Inaugurée en grande pompe le 9 mai au Musée national par le Président de la République sénégalaise Maître Abdoulaye Wade , la biennale Dak’Art se veut être une vitrine pour l’art contemporain africain.

35 plasticiens et 15 designers y sont présents, au grand bonheur des organisateurs et des visiteurs. Le musée de l’IFAN, la galerie nationale, la galerie Le Manège, la Place du Souvenir, accueillent des expositions de peinture, sculpture, vidéo d’art, photographie et Design, jusqu’au 9 juin. Les couleurs de la biennale ornent les bâtiments officiels, celles du OFF, rouge et noir, signalent une exposition.

Les artistes présents

Jeudi 8 mai. Rires, retrouvailles, présentations. De nombreux artistes sont regroupés sur le hall de l’aéroport Léopold Sédar Senghor. La huitième édition de la biennale de Dakar, annonce la couleur. De Douala à Johannesburg, en passant par Marrakech, Ouagadougou, Bamako ou Lagos, les artistes sélectionnés du Continent se sont donnés rendez-vous à Dakar.
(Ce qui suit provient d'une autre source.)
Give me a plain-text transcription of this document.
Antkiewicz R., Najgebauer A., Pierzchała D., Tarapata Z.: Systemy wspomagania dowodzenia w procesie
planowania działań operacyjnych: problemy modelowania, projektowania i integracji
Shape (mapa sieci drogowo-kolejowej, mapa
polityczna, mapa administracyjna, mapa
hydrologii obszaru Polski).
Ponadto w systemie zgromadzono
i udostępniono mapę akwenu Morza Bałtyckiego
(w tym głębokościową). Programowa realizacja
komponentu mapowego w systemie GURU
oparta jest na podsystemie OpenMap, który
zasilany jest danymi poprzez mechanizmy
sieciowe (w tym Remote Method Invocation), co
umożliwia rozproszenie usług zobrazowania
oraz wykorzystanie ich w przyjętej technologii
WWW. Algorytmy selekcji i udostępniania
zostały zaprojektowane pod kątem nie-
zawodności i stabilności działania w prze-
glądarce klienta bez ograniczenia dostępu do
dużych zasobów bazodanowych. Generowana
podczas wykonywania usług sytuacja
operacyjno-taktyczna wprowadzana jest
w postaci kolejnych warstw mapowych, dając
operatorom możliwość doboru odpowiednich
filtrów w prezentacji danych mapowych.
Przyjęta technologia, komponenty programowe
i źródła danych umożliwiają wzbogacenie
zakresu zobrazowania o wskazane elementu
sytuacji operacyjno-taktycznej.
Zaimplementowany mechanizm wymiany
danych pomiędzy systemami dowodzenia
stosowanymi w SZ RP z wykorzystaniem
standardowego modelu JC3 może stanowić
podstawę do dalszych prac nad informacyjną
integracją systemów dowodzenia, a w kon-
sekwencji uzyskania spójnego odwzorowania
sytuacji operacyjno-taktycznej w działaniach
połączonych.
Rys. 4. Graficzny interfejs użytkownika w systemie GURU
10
Ceux de la diaspora, de Paris à New York, en passant par Londres ou Amsterdam sont aussi présents. La pléthore de journalistes, de chercheurs, de galeristes et même d’étudiants étrangers, n’est pas en reste. La biennale de l’art africain contemporain est bel et bien un rendez-vous incontournable des professionnels du monde de l’art tous les deux ans. Pour recevoir tout ce beau monde, la ville est en ébullition. Des hôteliers aux taximen, en passant par les vendeurs ambulants, tous sont à l’affût du client. Et les « bana bana » ne sont pas en reste. Dakar se met au diapason.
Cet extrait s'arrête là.